同年。六月大。廿六日、乙未、大霽、相州、武州、大官命等参会し、御所新造の事群議に及ぶ、是去る五月合戦の時、焼失するに依りてなり。
同年。七月小。七日、丙午、霽、今日御所に於て和歌例会有り、相州、修理亮、東平太重胤等其座に候する所なり。九日、戊申、陰、御所の造営、重ねて其沙汰有り。廿日、己未、故和田左衛門尉義盛の妻、厚免を蒙る、是豊受太神宮七社禰宜度会康高の女子なり、夫謀叛の科に依りて、所領を召放たるるの上、其身又囚人と為る、而して件の領所と謂ふは、神宮一円の御厨たるの間、禰宜等子細を申すに依り、唯に所を本宮に返付せらるるのみならず、剰へ恩赦に預る、是御敬神の他に異るの故なり。廿三日、壬戌、新造の御所の事、其沙汰有り、今日御前に於て、指図少々改めらるるの所々有り、今度中門を立てらる可きの由と云々。

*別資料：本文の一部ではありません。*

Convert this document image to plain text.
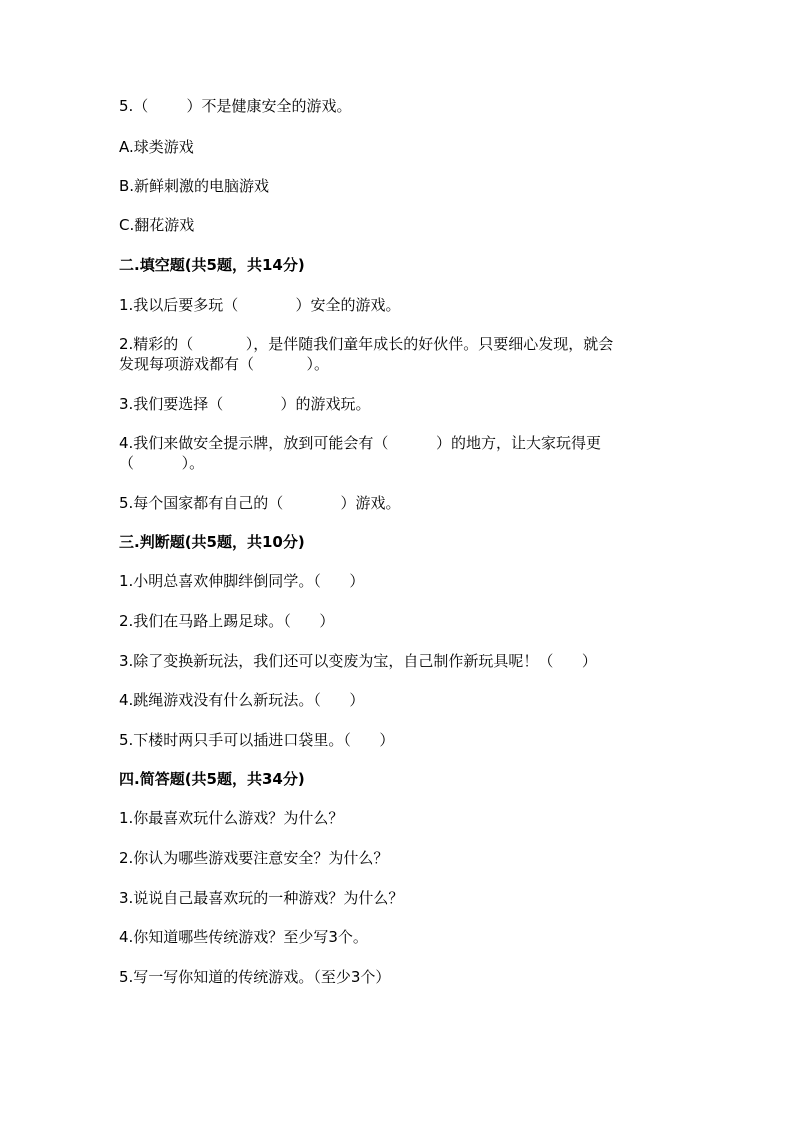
5.（        ）不是健康安全的游戏。
A.球类游戏
B.新鲜刺激的电脑游戏
C.翻花游戏
二.填空题(共5题，共14分)
1.我以后要多玩（            ）安全的游戏。
2.精彩的（           ），是伴随我们童年成长的好伙伴。只要细心发现，就会
发现每项游戏都有（           ）。
3.我们要选择（            ）的游戏玩。
4.我们来做安全提示牌，放到可能会有（          ）的地方，让大家玩得更
（          ）。
5.每个国家都有自己的（            ）游戏。
三.判断题(共5题，共10分)
1.小明总喜欢伸脚绊倒同学。（      ）
2.我们在马路上踢足球。（      ）
3.除了变换新玩法，我们还可以变废为宝，自己制作新玩具呢！（      ）
4.跳绳游戏没有什么新玩法。（      ）
5.下楼时两只手可以插进口袋里。（      ）
四.简答题(共5题，共34分)
1.你最喜欢玩什么游戏？为什么？
2.你认为哪些游戏要注意安全？为什么？
3.说说自己最喜欢玩的一种游戏？为什么？
4.你知道哪些传统游戏？至少写3个。
5.写一写你知道的传统游戏。（至少3个）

同年。八月小。三日、辛未、天晴、風静なり、今日申剋、御所の上棟なり、相州以下諸人群参す。六日、甲戌、新造の御所の御障子の画図の風情の事、先々の絵御意に相叶はず。十七日、乙酉、京極侍従三位、二条中将雅経朝臣に付し、和歌文書等を将軍家に献ず、御入興の外他無しと云々。十八日、丙戌、霽、子剋、将軍家南面に出御、時に灯消え、人定まりて、悄然として音無し、只月色蛬思心を傷むる計なり、御歌数首、御独吟有り、丑剋に及びて、夢の如くして青女一人前庭を奔り通る、頻りに問はしめ給ふと雖も、遂に名乗らず、而して漸く門外に至るの程、俄かに光物有り、頗る松明の光の如し。廿日、戊子、天晴風静なり、将軍家新御所に移徒なり、御車京都より遅く到るの間、御輿を用ひらる、酉刻、前大膳大夫広元朝臣の第より、新御所に入御、大須賀太郎道信黄牛を牽く。廿二日、庚寅、天晴、未剋、鶴岳上宮の宝殿に、黄蝶大小群集す、人之を怪しむ。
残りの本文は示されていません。